Subieron a un montacargas y descendieron un piso, a una polvorienta zona de aparcamiento. Había montones de bicicletas y unos cuantos coches, la mayor parte trastos viejos. Singh señaló con su porra.

—¿Le parece bien montar en la parte de atrás de mi velomotor?

—Sí, estupendo. —Singh quitó la cadena a su moto y la puso en marcha. Subieron, y condujo hacia una rampa de salida con un cómico y agudo zumbido del motor. La lluvia había cesado por.el momento. Singh enfiló la calle.

—Hay bloqueos —indicó Laura.

—Sí, pero… —Singh dudó. Apretó el freno.

Uno de los reactores de combate de alas inclinadas de las Fuerzas Aéreas de Singapur pasó sobre sus cabezas con un sedoso rugir. Con una serpenteante brusquedad, picó, como si estuviera persiguiendo su propia sombra. Una maniobra auténticamente arriesgada. Los dos lo miraron con la boca abierta.

Algo surgió de detrás de una de sus alas. Un misil. Dejó un rastro de humo en el húmedo aire. En los muelles brotó un repentino y violento estallido de fuego blanco anaranjado. Trozos de la destrozada grúa de carga volaron por los aires.

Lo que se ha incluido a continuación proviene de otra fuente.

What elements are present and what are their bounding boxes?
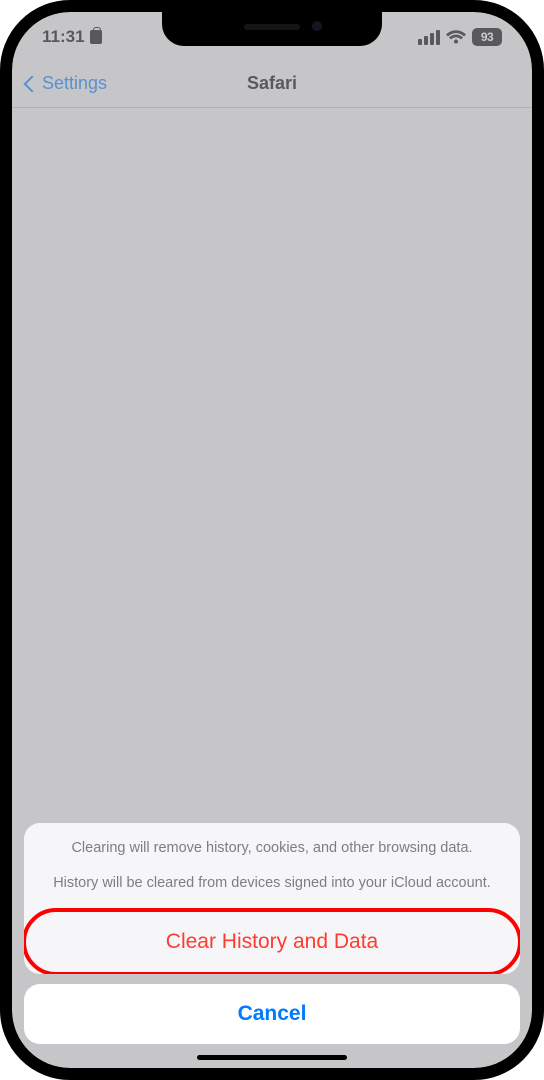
sheet-message-1: Clearing will remove history, cookies, a…: [24, 823, 520, 875]
cancel-button[interactable]: Cancel: [24, 984, 520, 1044]
highlighted-action: Clear History and Data: [24, 908, 520, 974]
clear-history-and-data-button[interactable]: Clear History and Data: [26, 912, 518, 972]
home-indicator[interactable]: [197, 1055, 347, 1060]
sheet-message-2: History will be cleared from devices sig…: [24, 874, 520, 910]
action-sheet: Clearing will remove history, cookies, a…: [24, 823, 520, 1044]
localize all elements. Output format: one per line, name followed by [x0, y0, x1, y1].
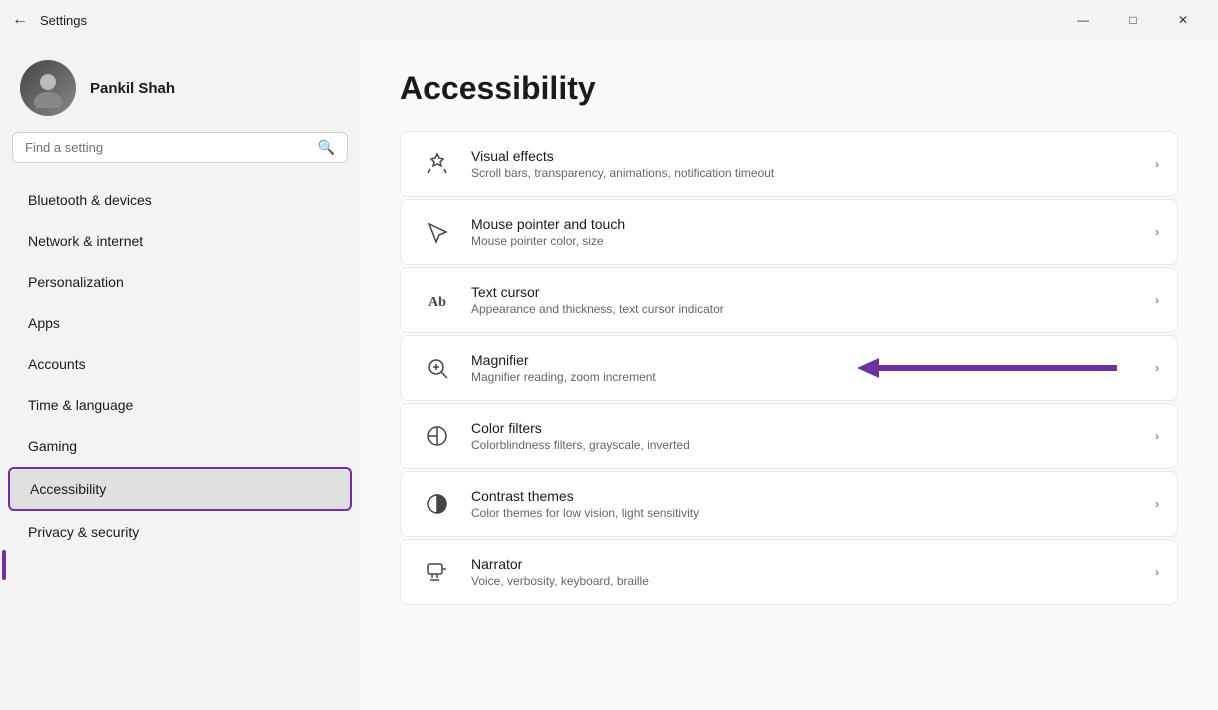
avatar — [20, 60, 76, 116]
settings-item-magnifier[interactable]: Magnifier Magnifier reading, zoom increme… — [400, 335, 1178, 401]
contrast-themes-title: Contrast themes — [471, 488, 1139, 504]
text-cursor-desc: Appearance and thickness, text cursor in… — [471, 302, 1139, 316]
contrast-themes-icon — [419, 486, 455, 522]
mouse-pointer-chevron: › — [1155, 225, 1159, 239]
visual-effects-desc: Scroll bars, transparency, animations, n… — [471, 166, 1139, 180]
sidebar-item-bluetooth[interactable]: Bluetooth & devices — [8, 180, 352, 220]
sidebar-item-accounts[interactable]: Accounts — [8, 344, 352, 384]
search-input[interactable] — [25, 140, 310, 155]
search-box[interactable]: 🔍 — [12, 132, 348, 163]
title-bar-left: ← Settings — [12, 11, 87, 29]
sidebar-item-personalization[interactable]: Personalization — [8, 262, 352, 302]
visual-effects-chevron: › — [1155, 157, 1159, 171]
close-button[interactable]: ✕ — [1160, 4, 1206, 36]
magnifier-desc: Magnifier reading, zoom increment — [471, 370, 1139, 384]
settings-item-contrast-themes[interactable]: Contrast themes Color themes for low visi… — [400, 471, 1178, 537]
magnifier-title: Magnifier — [471, 352, 1139, 368]
mouse-pointer-desc: Mouse pointer color, size — [471, 234, 1139, 248]
sidebar-item-accessibility[interactable]: Accessibility — [8, 467, 352, 511]
sidebar: Pankil Shah 🔍 Bluetooth & devicesNetwork… — [0, 40, 360, 710]
narrator-text: Narrator Voice, verbosity, keyboard, brai… — [471, 556, 1139, 588]
color-filters-title: Color filters — [471, 420, 1139, 436]
visual-effects-text: Visual effects Scroll bars, transparency,… — [471, 148, 1139, 180]
user-profile[interactable]: Pankil Shah — [0, 40, 360, 132]
text-cursor-chevron: › — [1155, 293, 1159, 307]
maximize-button[interactable]: □ — [1110, 4, 1156, 36]
user-name: Pankil Shah — [90, 80, 175, 97]
color-filters-chevron: › — [1155, 429, 1159, 443]
narrator-chevron: › — [1155, 565, 1159, 579]
settings-item-mouse-pointer[interactable]: Mouse pointer and touch Mouse pointer col… — [400, 199, 1178, 265]
back-icon[interactable]: ← — [12, 11, 28, 29]
narrator-desc: Voice, verbosity, keyboard, braille — [471, 574, 1139, 588]
sidebar-item-privacy[interactable]: Privacy & security — [8, 512, 352, 552]
app-body: Pankil Shah 🔍 Bluetooth & devicesNetwork… — [0, 40, 1218, 710]
color-filters-desc: Colorblindness filters, grayscale, inver… — [471, 438, 1139, 452]
mouse-pointer-title: Mouse pointer and touch — [471, 216, 1139, 232]
sidebar-item-gaming[interactable]: Gaming — [8, 426, 352, 466]
color-filters-text: Color filters Colorblindness filters, gra… — [471, 420, 1139, 452]
avatar-image — [20, 60, 76, 116]
magnifier-chevron: › — [1155, 361, 1159, 375]
contrast-themes-desc: Color themes for low vision, light sensi… — [471, 506, 1139, 520]
settings-list: Visual effects Scroll bars, transparency,… — [400, 131, 1178, 605]
title-bar-controls: — □ ✕ — [1060, 4, 1206, 36]
settings-item-text-cursor[interactable]: Ab Text cursor Appearance and thickness, t… — [400, 267, 1178, 333]
visual-effects-icon — [419, 146, 455, 182]
color-filters-icon — [419, 418, 455, 454]
visual-effects-title: Visual effects — [471, 148, 1139, 164]
sidebar-item-time[interactable]: Time & language — [8, 385, 352, 425]
mouse-pointer-text: Mouse pointer and touch Mouse pointer col… — [471, 216, 1139, 248]
page-title: Accessibility — [400, 70, 1178, 107]
app-title: Settings — [40, 13, 87, 28]
text-cursor-title: Text cursor — [471, 284, 1139, 300]
svg-text:Ab: Ab — [428, 295, 446, 310]
contrast-themes-text: Contrast themes Color themes for low visi… — [471, 488, 1139, 520]
minimize-button[interactable]: — — [1060, 4, 1106, 36]
settings-item-visual-effects[interactable]: Visual effects Scroll bars, transparency,… — [400, 131, 1178, 197]
contrast-themes-chevron: › — [1155, 497, 1159, 511]
settings-item-narrator[interactable]: Narrator Voice, verbosity, keyboard, brai… — [400, 539, 1178, 605]
magnifier-text: Magnifier Magnifier reading, zoom increme… — [471, 352, 1139, 384]
text-cursor-text: Text cursor Appearance and thickness, tex… — [471, 284, 1139, 316]
scroll-bar-indicator — [2, 550, 6, 580]
main-content: Accessibility Visual effects Scroll bars,… — [360, 40, 1218, 710]
sidebar-item-apps[interactable]: Apps — [8, 303, 352, 343]
text-cursor-icon: Ab — [419, 282, 455, 318]
title-bar: ← Settings — □ ✕ — [0, 0, 1218, 40]
narrator-icon — [419, 554, 455, 590]
sidebar-item-network[interactable]: Network & internet — [8, 221, 352, 261]
search-icon: 🔍 — [318, 139, 335, 156]
settings-item-color-filters[interactable]: Color filters Colorblindness filters, gra… — [400, 403, 1178, 469]
mouse-pointer-icon — [419, 214, 455, 250]
narrator-title: Narrator — [471, 556, 1139, 572]
magnifier-icon — [419, 350, 455, 386]
nav-list: Bluetooth & devicesNetwork & internetPer… — [0, 175, 360, 710]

El trueno resonó en las vacías calles.

Singh maldijo y dio la vuelta a su velomotor.

—¡El enemigo ataca! ¡Tenemos que volver inmediatamente a un sitio seguro!

Descendieron de nuevo por la rampa.

—Ese era un reactor singapuriano, señor Singh.

Singh fingió no oírla.

—Ya he terminado mi turno. Venga usted conmigo, por favor.